Matt Hamill and Alexander Gustafsson to PPV, Jorge Rivera and Costa Philippou to Facebook

So the UFC was okay with Gustafsson moving to the main card if Franklin was up for fighting him, but not when he’s paired with the guy who just headlined UFC 130 two months ago? I know that was due to a late scratch, but still. Hamill steps in and does the UFC a solid taking on a tough kid on short notice and he’s skipped over for a place on the PPV by Rivera vs. Philippou?

I love Jorge — he’s a tremendous interview and a good dude in my books — but now that he’s facing Costantinos Philippou instead of Alessio Sakara, he shouldn’t be fighting on the main card. I could see it sticking around on Spike, but just barely.

The lure of Rivera-Sakara as a main card match-up was that while neither was a marquee name, they’re both known bangers and we would probably be treated to some fireworks. Since it is impossible for them to actually fight each other and the bout has been scrapped for the third time in two years, we’ll never know if it would have played out that way. Unless there is something in the wording of Rivera’s contract that ties him to the pay-per-view portion of the event, facing a last-minute replacement is more Facebook than one-fifth of a $50 investment.

You might be wondering why I would choose to move Hendricks and Pierce onto the PPV over the featherweight fight between Chad Mendes and Rani Yahya. There is already a welterweight contest on the broadcast and a win for Mendes puts him next in line for a shot at the title, both of which sound like reasons for a promotion from cable to the pay per view.

The answer is the same as why it makes perfect sense for the UFC to have Dominick Cruz defend his bantamweight title against Demetrious Johnson on Versus in October: maximum exposure.

Cruz and the bantamweight division are a their highest point right now, so you roll him out on cable where far more eyes are more likely to tune in and get treated to another high-energy 135 pound title fight, rather than slide them into the co-main event of a later PPV and have them get overshadowed by the headliners.

The logic with Mendes/Yahya is the same. Keeping Mendes on Spike gives the UFC the greatest chance to showcase your next featherweight title contender to a sizable audience, as more people will see the free show than will purchase the pay per view.

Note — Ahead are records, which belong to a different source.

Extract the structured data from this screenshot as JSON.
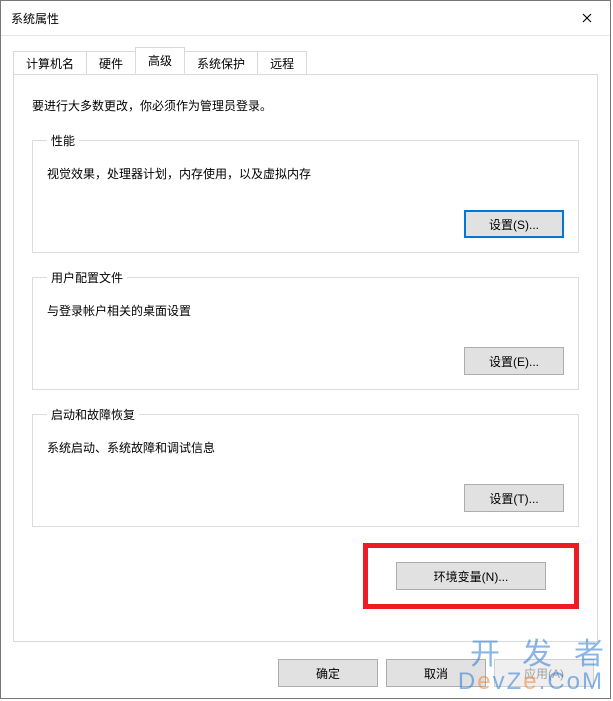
{
  "window": {
    "title": "系统属性"
  },
  "tabs": {
    "t0": "计算机名",
    "t1": "硬件",
    "t2": "高级",
    "t3": "系统保护",
    "t4": "远程"
  },
  "advanced": {
    "intro": "要进行大多数更改，你必须作为管理员登录。",
    "perf": {
      "legend": "性能",
      "desc": "视觉效果，处理器计划，内存使用，以及虚拟内存",
      "button": "设置(S)..."
    },
    "profiles": {
      "legend": "用户配置文件",
      "desc": "与登录帐户相关的桌面设置",
      "button": "设置(E)..."
    },
    "startup": {
      "legend": "启动和故障恢复",
      "desc": "系统启动、系统故障和调试信息",
      "button": "设置(T)..."
    },
    "env_button": "环境变量(N)..."
  },
  "footer": {
    "ok": "确定",
    "cancel": "取消",
    "apply": "应用(A)"
  },
  "watermark": {
    "line1": "开发者",
    "line2_prefix": "D",
    "line2_e1": "e",
    "line2_mid": "vZ",
    "line2_e2": "e",
    "line2_suffix": ".CoM"
  }
}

You could potentially extend the same “Spike vs. PPV” comparison to the card as a whole — why reload what many feels is a lame duck PPV with better fights — but it doesn’t quite fit. At the end of the day, the UFC is still fueled by PPV sales, so you need to have some reason for fans to spend $50 this Saturday. With the current line-up, I’m not sure if most fans will feel they’ve got that.

A couple little tweaks makes this a solid main card and gives a few emerging talents a chance to gain some extra exposure. Unfortunately, the UFC appears set on the current lineup.

It’s hard to build stars and sell pay-per-views when you’re not giving either a fighting chance.